Monday 20 June 2016

TEORI KEPIMPINAN


TEORI KEPIMPINAN
Apa itu kepemimpinan ?

Kepemimpinan dan manajemen adalah dua istilah yang acap kali membingungkan. Tidak semua pemimpin adalah manajer, sedangkan dalam hal ini semua manajer adalah pemimpin. Manajemen terkait dengan usaha menangani kompleksitas. Manajemen yang baik menghasilkan keteraturan dan konsitensi dengan cara mempersiapkan rencana formal, merancang struktur organisasi yang kuat, dan memonitor hasil berdasarkan rencana. Hanya saja karena sebuah organisasi mengangkat manajer dengan hak formal tertentu tetapi tidak ada jaminan mereka akan memimpin secara efektif. Sebaliknya kepemimpinan berkaitan dengan perubahan. Pemimpin menentukan arah dengan cara mengembangkan suatu visi masa depan, kemudian mereka menyatukan orang-orang dengan mengkomunikasikan visi lain dan menginspirasi mereka untuk mengatasi berbagai rintangan. Kita mendefinikan kepemimpinan sebagai kemampuan untuk mempengaruhi suatu kelompok kearah pencapaian visi atau serangkaian tujuan.

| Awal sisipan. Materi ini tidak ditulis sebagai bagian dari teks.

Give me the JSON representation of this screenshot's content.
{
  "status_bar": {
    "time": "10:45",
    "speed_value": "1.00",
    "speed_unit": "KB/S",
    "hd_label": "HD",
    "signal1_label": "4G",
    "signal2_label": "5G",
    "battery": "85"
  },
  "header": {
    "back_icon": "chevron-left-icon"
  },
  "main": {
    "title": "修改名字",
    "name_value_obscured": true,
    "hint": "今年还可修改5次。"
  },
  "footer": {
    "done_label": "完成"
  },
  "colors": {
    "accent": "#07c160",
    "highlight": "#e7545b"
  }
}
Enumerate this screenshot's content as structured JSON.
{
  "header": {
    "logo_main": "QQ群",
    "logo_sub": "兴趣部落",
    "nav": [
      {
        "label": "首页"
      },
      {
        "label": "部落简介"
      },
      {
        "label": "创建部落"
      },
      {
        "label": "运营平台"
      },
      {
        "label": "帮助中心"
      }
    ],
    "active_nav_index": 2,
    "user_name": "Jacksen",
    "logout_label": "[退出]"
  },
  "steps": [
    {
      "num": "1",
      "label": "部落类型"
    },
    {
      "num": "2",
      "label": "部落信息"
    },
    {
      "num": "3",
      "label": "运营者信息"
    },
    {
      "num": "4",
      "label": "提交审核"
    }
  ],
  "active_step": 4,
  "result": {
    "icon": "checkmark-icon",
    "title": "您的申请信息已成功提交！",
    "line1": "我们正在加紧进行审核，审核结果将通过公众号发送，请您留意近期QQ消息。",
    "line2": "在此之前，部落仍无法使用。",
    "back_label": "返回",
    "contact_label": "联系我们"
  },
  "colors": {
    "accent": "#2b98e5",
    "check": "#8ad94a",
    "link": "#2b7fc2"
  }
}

Organisasi membutuhkan kepemimpinan dan manajemen yang kuat agar efektivitasnya optimal. Di dunia yang dinamis sekarang, kita membutuhkan pemimpin yang berani menentang status quo, menciptakan visi masa depan, dan mengilhami angota-anggota organisasi untuk secara sukarela mencapai visi tersebut. Organisasi juga membutuhkan para manajer untuk merumuskan rencana yang mendetail, menciptakan struktur organisasi yang efisien, dan mengawasi operasi sehari-hari.

Mari sekarang kita lihat beberapa teori-teori yang membahas dan telah meneliti mengenai kepemimpinan.

Teori Sifat

Teori sifat kepemimpinan membedakan pemimpin dan bukan pemimpin dengan berfokus pada berbagai sifat dan karakteristik pribadi. Beberapa contoh sifat – sifat kepemimpinan yang terlihat dalam seorang tokoh pemimpin antara lain :

1.                  Tegas, berani
2.                  Kreatif dan fleksibel
3.                  Konsisten, disiplin
4.                  Terbuka, mudah bergaul


Hasil carian imej untuk mahatma gandhi 
Mahatma Gandhi
2 Oktober 1869 – 30 Januari 1948

Beberapa kajian menunjukkan bahwa sifat lain yang kiranya menunjukkan kepemimpinan yang efektif adalah Kecerdasan Emosional ( Emotional Intelligence – EI ) yang menyatakan bahwa dimana tanpa EI, seseorang bisa saja mempunyai pendidikan yang luar biasa, kemampuan analisis yang tajam, visi yang hebat dan ide- ide cemerlang tetapi tidak bisa menjadi pemimpin yang besar. Salah satu komponen EI adalah empati. Pemimpin yang mempunyai sifat empati bisa merasakan kebutuhan orang lain, mendengan apa yang dikatakan dan tidak diucapkan oleh anak buahnya dan mampu membaca reaksi orang lain.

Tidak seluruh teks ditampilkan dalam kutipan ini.